Given the clarifications added to the question, several of the answers posted here do not actually provide the expected answer, and others are not efficient.
One solution is to take @dreamcrash's answer but using sets for the look-up:
def order_by1(vals, xor):
set_vals = set(vals)
set_xor = set(xor)
return [v for v in xor if v in set_vals] + [v for v in vals if v not in set_xor]
This should increase efficiency by removing the time-consuming (O(n)) list lookup on each iteration of the loop.
Since you don't care about the order of the values that are not found in xor
, a variant of this is to replace the 2nd list comprehension with a set operation:
def order_by2(vals, xor):
set_vals = set(vals)
return [v for v in xor if v in set_vals] + list(set_vals - set(xor))

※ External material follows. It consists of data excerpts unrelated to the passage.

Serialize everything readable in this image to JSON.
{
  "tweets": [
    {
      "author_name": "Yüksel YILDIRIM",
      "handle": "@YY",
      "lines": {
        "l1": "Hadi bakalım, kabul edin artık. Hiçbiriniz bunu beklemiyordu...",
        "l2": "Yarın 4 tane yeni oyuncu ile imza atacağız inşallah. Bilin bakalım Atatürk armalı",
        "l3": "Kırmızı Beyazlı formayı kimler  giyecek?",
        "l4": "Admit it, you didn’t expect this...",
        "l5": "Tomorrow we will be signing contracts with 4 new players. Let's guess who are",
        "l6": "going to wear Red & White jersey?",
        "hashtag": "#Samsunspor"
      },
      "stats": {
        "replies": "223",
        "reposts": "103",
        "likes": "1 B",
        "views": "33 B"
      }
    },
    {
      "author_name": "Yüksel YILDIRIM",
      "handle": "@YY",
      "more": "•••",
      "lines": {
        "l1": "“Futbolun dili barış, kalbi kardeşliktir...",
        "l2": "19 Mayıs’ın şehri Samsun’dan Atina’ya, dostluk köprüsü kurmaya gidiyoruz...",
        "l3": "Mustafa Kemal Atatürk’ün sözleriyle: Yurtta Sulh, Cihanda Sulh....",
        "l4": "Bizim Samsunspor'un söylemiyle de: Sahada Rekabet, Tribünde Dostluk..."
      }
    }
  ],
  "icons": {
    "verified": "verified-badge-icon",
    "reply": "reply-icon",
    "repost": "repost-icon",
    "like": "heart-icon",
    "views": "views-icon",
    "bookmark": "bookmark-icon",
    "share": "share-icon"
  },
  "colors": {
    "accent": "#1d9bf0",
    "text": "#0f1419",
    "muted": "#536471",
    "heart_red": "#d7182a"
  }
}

Another solution is to use ordered sets
def order_by3(vals, xor):
vals_set = OrderedSet(vals)
return (OrderedSet(xor) & vals_set) | vals_set
Ordered sets use dictionaries under the hood. We can instead use dictionaries directly, making use of the fact that they are ordered:
def order_by4(vals, xor):
""" Order list a by each item's position in list xor, if it is found in xor,
otherwise by its position in list vals """
d = {k: False for k in xor}
for k in vals:
d[k] = True
return [k for k, v in d.items() if v]
The only other solution that actually does what is required is the first one in @schwobaseggl's answer. Timing these with lists of 800,000 and 300,000 random phrases of which 150,000 overlap:
import random
import string
import timeit
def random_phrase():
return "".join(random.choices(string.ascii_letters, k=10))
def generate_lists(M, N, overlap):
a = [random_phrase() for _ in range(M)]
b = ([random_phrase() for _ in range(N - overlap)] +
random.sample(a, k=overlap))
random.shuffle(b)
return a, b
def dreamcrash(vals, xor):
return [v for v in xor if v in vals] + [v for v in vals if v not in xor]
def schwobaseggl(vals, xor):
order = {n: i for i, n in enumerate(xor)}
len_xor = len(xor) # saves some time when sorting
return sorted(vals, key=lambda x: order.get(x, len_xor))
vals, xor = generate_lists(800000, 300000, overlap=150000) # this takes a while
for f in [dreamcrash, order_by1, order_by2, order_by3, order_by4, schwobaseggl]:
print(f, end='...')
print(timeit.timeit(stmt=f"{f.__name__}(vals, xor)", number=1, globals=globals()))
I gave up on timing dreamcrash
because it was taking too long. order_by2
seems fastest, followed by order_by4
, order_by1
, and schwobaseggl
, each taking around .5 - 1.5s on my computer. The ordered set solution is a lot slower. Checking whether a set contains an item, and setting an item in a dictionary, are both O(1)
in the average case, O(n)
in the worst case which explains why the dictionary and set based versions have similar performance.